Video Discusses Pros and Cons of Sow Housing Options

Video Discusses Pros and Cons of Sow Housing Options

Meat Mythcrushers video offers inside view of sow handling and housing

A new Meat MythCrusher video from the American Meat Institute takes viewers on a tour of a sow housing operation to explain handling and housing methods.

The video features Stacy Scramlin, Ph.D., assistant professor of animal science at South Dakota State University and Janet Riley, American Meat Institute senior vice president of public affairs and liaison to the Animal Welfare Committee, touring a modern, biosecure hog facility where visitors must shower when entering and existing to ensure the health of the pigs.

Meat Mythcrushers video offers inside view of sow handling and housing

"Housing for pregnant sows is a complex issue that can be complicated by emotion and misinformation. We felt it was important to address some of the myths and facts from inside a facility where pregnant sows are housed," Riley says.

Related: Video Addresses Consumer Concerns Regarding Ground Beef from Multiple Animals

Scramlin discusses several issues that must be considered when selecting the best sow housing for a particular farm, including management of feed and water as well and protection of sows from one another.

She notes that according to the American Veterinary Medical Association, welfare is determined by several factors, not just the housing system.

"Regardless of the system, as long as it is managed properly, that is the most important thing for the well-being of the animal," Scramlin says.
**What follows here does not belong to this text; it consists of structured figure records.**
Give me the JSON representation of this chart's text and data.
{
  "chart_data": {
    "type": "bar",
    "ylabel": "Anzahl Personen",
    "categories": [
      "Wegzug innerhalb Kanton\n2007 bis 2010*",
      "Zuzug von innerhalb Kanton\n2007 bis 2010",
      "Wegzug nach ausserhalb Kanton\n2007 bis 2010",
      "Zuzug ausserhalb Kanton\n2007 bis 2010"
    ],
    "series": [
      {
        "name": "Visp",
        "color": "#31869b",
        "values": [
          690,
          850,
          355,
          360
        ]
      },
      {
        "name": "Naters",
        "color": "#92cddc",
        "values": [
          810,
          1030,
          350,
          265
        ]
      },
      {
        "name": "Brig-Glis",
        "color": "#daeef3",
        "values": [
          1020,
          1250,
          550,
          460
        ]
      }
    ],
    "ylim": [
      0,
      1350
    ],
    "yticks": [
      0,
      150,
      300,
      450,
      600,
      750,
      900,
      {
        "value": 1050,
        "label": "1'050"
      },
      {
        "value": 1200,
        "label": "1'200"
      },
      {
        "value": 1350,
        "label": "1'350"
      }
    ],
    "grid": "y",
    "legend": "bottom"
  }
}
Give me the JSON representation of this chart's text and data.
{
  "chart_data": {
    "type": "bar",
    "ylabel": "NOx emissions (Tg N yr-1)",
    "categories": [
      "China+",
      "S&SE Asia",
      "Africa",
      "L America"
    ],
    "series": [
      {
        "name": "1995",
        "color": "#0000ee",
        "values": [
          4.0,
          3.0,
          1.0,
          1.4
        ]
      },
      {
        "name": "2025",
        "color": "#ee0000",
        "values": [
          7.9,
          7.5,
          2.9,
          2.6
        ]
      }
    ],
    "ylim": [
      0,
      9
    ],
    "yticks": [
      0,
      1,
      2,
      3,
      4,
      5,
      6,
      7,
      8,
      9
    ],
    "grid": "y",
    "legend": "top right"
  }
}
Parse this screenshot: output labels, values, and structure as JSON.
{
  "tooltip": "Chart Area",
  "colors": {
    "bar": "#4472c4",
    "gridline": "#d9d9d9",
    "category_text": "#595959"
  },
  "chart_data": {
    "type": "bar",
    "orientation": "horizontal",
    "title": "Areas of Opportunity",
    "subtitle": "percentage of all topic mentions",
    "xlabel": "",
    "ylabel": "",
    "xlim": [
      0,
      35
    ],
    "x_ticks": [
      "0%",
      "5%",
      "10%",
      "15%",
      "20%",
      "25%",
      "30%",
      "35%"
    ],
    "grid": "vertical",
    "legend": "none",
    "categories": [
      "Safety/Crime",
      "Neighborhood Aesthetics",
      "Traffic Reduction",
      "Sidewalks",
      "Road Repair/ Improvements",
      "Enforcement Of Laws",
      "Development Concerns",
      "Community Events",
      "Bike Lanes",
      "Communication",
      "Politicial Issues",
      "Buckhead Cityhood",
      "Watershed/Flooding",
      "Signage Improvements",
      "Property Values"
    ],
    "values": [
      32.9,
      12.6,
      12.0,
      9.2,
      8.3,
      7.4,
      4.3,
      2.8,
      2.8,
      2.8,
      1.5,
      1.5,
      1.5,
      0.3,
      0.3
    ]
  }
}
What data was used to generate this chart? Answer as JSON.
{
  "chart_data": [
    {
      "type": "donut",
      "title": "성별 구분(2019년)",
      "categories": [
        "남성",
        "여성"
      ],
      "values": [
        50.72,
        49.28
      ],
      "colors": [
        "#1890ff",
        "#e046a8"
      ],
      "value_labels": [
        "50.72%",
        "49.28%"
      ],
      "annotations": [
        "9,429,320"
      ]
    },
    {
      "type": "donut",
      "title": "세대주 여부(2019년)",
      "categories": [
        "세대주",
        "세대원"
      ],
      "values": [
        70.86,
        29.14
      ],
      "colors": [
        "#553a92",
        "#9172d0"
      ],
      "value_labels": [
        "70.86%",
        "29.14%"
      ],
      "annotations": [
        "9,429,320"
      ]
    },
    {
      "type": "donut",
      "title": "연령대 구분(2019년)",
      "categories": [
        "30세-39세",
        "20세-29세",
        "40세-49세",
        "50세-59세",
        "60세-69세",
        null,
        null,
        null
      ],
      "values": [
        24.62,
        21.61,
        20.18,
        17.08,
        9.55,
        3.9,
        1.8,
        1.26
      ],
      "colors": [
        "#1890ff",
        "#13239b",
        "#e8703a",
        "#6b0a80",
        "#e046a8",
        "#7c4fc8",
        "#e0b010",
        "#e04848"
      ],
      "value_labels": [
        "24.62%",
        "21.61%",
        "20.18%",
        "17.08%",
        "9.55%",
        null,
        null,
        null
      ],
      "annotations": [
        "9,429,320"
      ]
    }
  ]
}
The Meat MythCrusher video, "Myth: The Type of Housing Pigs are Raised in is a Primary Determinant of Their Welfare," is part of a series is produced by AMI in conjunction with the American Meat Science Association.

The series is now in its fifth year and includes 39 videos which have been viewed more than 80,000 times. Other video topics include myths surrounding antibiotic use in livestock, "Superbugs" in meat, Meatless Monday, hormone use in animals, ammonia in ground beef, grass-fed beef and more.